Project 6.2 — Track and engage with primary sources
Subscribe / set alerts:
- Applied Intuition newsroom and blog
- Nvidia developer blog: Robotics, Cosmos, DRIVE tags
- Wayve thinking, Waabi blog
- The Robot Report, TechCrunch transportation tag
- arXiv cs.RO and cs.CV daily-trending
- OpenDriveLab, Voxel51 blog, Encord blog
Goal: 30 minutes a day skimming, ~1 hour a week deep-reading one new paper or post. After 2 months, you'll have organic, current opinions.
Project 6.3 (optional, ongoing) — Open-source contribution
Make at least one merged PR to one of:
- Voxel51 FiftyOne
- Hugging Face LeRobot
- Open X-Embodiment or related dataset infrastructure
- Bench2Drive
- carla-simulator/carla
A documentation fix or a small dataset loader is fine — the goal is signaling fluency in the same OSS the team uses, plus building a footprint that's discoverable when teammates Google your name.
What "done" looks like overall
After 8–12 weeks you should have:
- One mental-model 1-pager (Phase 0 deliverable, private).
- A FiftyOne + nuScenes notebook demonstrating embedding-driven scenario mining.
- A SAM2 + Grounding DINO auto-labeling notebook with quantitative comparison to ground truth.
- A CARLA OpenSCENARIO scenario file plus a failure-surface heatmap.
- A Cosmos Transfer hybrid-sim experiment with mAP numbers on nuScenes.
- A Cosmos Predict rollout study with drift measurements.
- An OpenVLA fine-tuning run on Bridge V2 with LIBERO eval numbers.
- A mini data-engine case study on BDD100K showing one full flywheel turn.
- A 2-page strategy memo on a real Applied Intuition question.
- (Optional) one merged OSS PR.
That portfolio gets you well past "junior on the team" and lets you participate in design discussions from day 1. It also generates concrete examples you can discuss in interviews and at conferences.
Common failure modes to watch for
- Reading without building. This material rewards reading; it punishes pure reading. If a project is hard, don't escape into more reading.

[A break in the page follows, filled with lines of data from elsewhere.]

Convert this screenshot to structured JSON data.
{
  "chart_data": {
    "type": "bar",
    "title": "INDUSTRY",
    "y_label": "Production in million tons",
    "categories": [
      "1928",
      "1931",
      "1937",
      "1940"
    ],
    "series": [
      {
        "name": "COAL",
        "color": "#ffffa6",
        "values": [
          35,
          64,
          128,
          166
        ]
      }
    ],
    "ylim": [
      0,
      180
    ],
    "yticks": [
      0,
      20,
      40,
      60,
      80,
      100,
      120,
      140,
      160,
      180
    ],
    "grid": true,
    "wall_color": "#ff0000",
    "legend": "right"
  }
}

- Optimizing the wrong thing. Goal is breadth-then-depth, not chasing SOTA on any one benchmark. If your YOLO numbers are 2% below SOTA but your write-up explains the long-tail story crisply, you win.
- Underestimating standards. ASAM OpenSCENARIO/OpenDRIVE/OSI/OpenLABEL look like XML drudgery. They're the lingua franca with OEM customers. Read at least one spec end-to-end.

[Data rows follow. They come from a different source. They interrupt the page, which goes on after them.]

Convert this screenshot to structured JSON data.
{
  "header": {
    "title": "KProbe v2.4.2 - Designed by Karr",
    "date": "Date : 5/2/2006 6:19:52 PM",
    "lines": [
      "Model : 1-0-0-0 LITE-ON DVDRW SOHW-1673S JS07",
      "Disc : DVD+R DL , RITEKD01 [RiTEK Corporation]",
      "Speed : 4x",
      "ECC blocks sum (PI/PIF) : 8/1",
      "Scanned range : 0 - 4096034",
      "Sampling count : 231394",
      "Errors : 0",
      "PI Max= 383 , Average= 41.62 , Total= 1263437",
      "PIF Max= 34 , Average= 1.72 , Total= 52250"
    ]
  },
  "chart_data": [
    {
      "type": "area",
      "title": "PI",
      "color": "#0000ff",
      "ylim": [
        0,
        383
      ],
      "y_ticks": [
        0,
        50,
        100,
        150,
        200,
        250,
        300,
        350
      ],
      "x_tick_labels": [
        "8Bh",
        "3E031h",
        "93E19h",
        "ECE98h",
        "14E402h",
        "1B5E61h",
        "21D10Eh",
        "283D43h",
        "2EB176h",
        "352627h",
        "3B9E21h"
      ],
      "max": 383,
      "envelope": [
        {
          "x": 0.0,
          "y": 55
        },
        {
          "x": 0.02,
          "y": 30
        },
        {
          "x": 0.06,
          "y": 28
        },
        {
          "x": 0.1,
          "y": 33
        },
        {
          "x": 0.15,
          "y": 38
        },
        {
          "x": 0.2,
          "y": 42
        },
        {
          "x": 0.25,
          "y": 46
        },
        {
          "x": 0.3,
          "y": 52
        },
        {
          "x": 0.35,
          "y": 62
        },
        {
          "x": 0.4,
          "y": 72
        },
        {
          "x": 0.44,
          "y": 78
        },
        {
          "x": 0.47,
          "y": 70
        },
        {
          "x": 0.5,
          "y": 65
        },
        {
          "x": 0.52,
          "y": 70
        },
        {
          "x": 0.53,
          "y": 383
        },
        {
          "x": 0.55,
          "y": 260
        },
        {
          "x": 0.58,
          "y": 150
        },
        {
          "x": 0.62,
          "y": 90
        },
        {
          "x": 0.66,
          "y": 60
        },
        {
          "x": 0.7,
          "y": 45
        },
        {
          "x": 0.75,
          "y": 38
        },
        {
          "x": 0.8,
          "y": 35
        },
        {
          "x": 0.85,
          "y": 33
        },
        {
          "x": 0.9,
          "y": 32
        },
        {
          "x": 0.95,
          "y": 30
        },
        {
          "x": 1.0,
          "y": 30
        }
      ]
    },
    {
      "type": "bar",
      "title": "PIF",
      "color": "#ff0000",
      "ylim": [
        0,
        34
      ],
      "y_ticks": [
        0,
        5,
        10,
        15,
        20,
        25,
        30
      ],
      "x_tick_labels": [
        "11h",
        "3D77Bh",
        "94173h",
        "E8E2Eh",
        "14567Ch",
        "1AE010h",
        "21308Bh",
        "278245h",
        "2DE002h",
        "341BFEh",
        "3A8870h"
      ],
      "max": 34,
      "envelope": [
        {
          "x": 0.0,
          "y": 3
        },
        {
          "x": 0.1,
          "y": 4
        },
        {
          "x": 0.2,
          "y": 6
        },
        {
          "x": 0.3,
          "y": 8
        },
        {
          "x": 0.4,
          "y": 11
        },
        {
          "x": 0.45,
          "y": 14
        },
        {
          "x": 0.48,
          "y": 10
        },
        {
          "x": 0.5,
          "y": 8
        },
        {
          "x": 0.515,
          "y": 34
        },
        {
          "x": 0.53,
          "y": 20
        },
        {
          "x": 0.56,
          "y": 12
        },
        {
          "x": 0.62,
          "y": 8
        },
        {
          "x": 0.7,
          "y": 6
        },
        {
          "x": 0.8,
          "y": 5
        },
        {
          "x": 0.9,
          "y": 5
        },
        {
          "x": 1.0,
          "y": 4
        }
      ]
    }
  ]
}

- Skipping the strategy memo. Engineers can be allergic to writing. The memo is the highest-ROI artifact of the entire roadmap because it forces you to have an opinion.
- Treating Nvidia as the enemy. It isn't. Many AI customers run Cosmos and Simian. The right disposition is "Cosmos-aware tooling" — which you cannot build without using Cosmos.
Adjustments by background
Tune the roadmap based on where you start.

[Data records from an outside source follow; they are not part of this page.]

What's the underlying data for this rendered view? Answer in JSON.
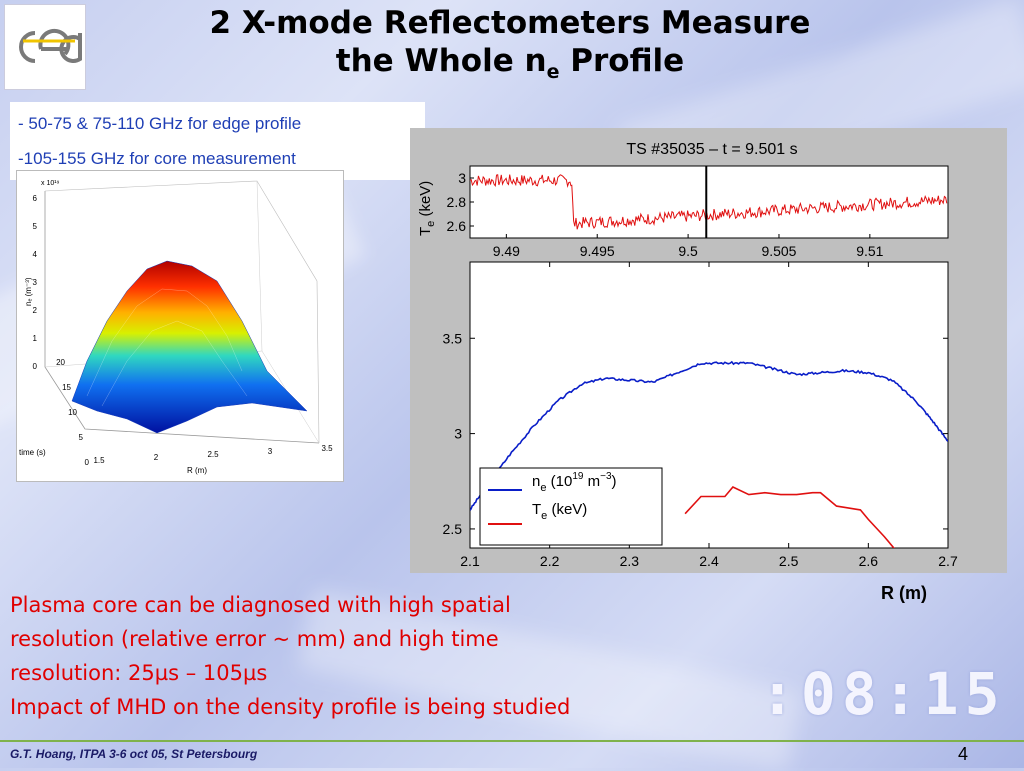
{
  "slide": {
    "title_line1": "2 X-mode Reflectometers Measure",
    "title_line2_main": "the Whole n",
    "title_line2_sub": "e",
    "title_line2_end": " Profile",
    "bullets": [
      "- 50-75 & 75-110 GHz for edge profile",
      "-105-155 GHz for core measurement"
    ],
    "body_lines": [
      "Plasma core can be diagnosed with high spatial",
      "resolution (relative error ~ mm) and high time",
      "resolution: 25µs – 105µs",
      "Impact of MHD on the density profile is being studied"
    ],
    "r_label": "R (m)",
    "footer": "G.T. Hoang, ITPA 3-6 oct 05, St Petersbourg",
    "page_number": "4",
    "clock_text": ":08:15",
    "logo_text": "cea",
    "colors": {
      "title": "#000000",
      "body_text": "#e00000",
      "bullets": "#1f3fb5",
      "footer_line": "#7fb24c",
      "ne_line": "#0a1ec8",
      "te_line": "#e01010"
    }
  },
  "surface_plot": {
    "scale_label": "x 10¹⁹",
    "z_label": "nₑ (m⁻³)",
    "z_ticks": [
      "6",
      "5",
      "4",
      "3",
      "2",
      "1",
      "0"
    ],
    "time_ticks": [
      "20",
      "15",
      "10",
      "5",
      "0"
    ],
    "time_label": "time (s)",
    "r_ticks": [
      "1.5",
      "2",
      "2.5",
      "3",
      "3.5"
    ],
    "r_label": "R (m)"
  },
  "chart_data": [
    {
      "type": "line",
      "title": "TS #35035 – t = 9.501 s",
      "ylabel_main": "T",
      "ylabel_sub": "e",
      "ylabel_unit": " (keV)",
      "xlim": [
        9.488,
        9.5143
      ],
      "ylim": [
        2.5,
        3.1
      ],
      "x_ticks": [
        "9.49",
        "9.495",
        "9.5",
        "9.505",
        "9.51"
      ],
      "y_ticks": [
        "3",
        "2.8",
        "2.6"
      ],
      "vline_x": 9.501,
      "series": [
        {
          "color": "#e01010",
          "x": [
            9.488,
            9.4935,
            9.4936,
            9.4937,
            9.5143
          ],
          "y": [
            2.98,
            2.98,
            2.95,
            2.62,
            2.82
          ]
        }
      ]
    },
    {
      "type": "line",
      "xlim": [
        2.1,
        2.7
      ],
      "ylim": [
        2.4,
        3.9
      ],
      "x_ticks": [
        "2.1",
        "2.2",
        "2.3",
        "2.4",
        "2.5",
        "2.6",
        "2.7"
      ],
      "y_ticks": [
        "3.5",
        "3",
        "2.5"
      ],
      "legend": {
        "ne_main": "n",
        "ne_sub": "e",
        "ne_unit": " (10",
        "ne_exp": "19",
        "ne_unit2": " m",
        "ne_exp2": "−3",
        "ne_close": ")",
        "te_main": "T",
        "te_sub": "e",
        "te_unit": " (keV)"
      },
      "series": [
        {
          "color": "#0a1ec8",
          "x": [
            2.1,
            2.12,
            2.15,
            2.18,
            2.21,
            2.24,
            2.27,
            2.3,
            2.33,
            2.36,
            2.39,
            2.42,
            2.45,
            2.48,
            2.51,
            2.54,
            2.57,
            2.6,
            2.63,
            2.66,
            2.68,
            2.7
          ],
          "y": [
            2.6,
            2.72,
            2.89,
            3.04,
            3.17,
            3.26,
            3.29,
            3.28,
            3.27,
            3.32,
            3.37,
            3.37,
            3.37,
            3.34,
            3.31,
            3.32,
            3.33,
            3.32,
            3.28,
            3.17,
            3.07,
            2.96
          ]
        },
        {
          "color": "#e01010",
          "x": [
            2.37,
            2.39,
            2.42,
            2.43,
            2.45,
            2.47,
            2.49,
            2.51,
            2.53,
            2.54,
            2.56,
            2.59,
            2.6,
            2.62,
            2.64,
            2.68
          ],
          "y": [
            2.58,
            2.67,
            2.67,
            2.72,
            2.68,
            2.69,
            2.68,
            2.68,
            2.69,
            2.69,
            2.62,
            2.6,
            2.55,
            2.46,
            2.36,
            2.2
          ]
        }
      ]
    }
  ]
}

- Strong ML/CV background, new to AV: focus weight on Phases 1–2 and the standards reading. Skim Phase 4 (robotics) — you'll see VLAs as "RL with a VLM frontend" and the field will feel familiar quickly.
- Strong robotics/RL background, new to AV: invert the above. Phases 1–2 are where the new vocabulary is. The AV "data engine" is more elaborate than what most robotics labs run.
- Strong infra/data engineering background, new to ML: Phase 0 will be heavier; allocate 1.5–2 weeks. Once that's done, you'll have an advantage on Phase 5 (the flywheel project), since data-pipeline craft is the hardest part of the role and ML is in some sense the easy part.
- Strong product/strategy background, light on code: keep the depth on Phase 6 and the reading list; lean on collaborators or AI assistants for Phases 1–5 implementation but still write the notebooks yourself, because you need the muscle memory.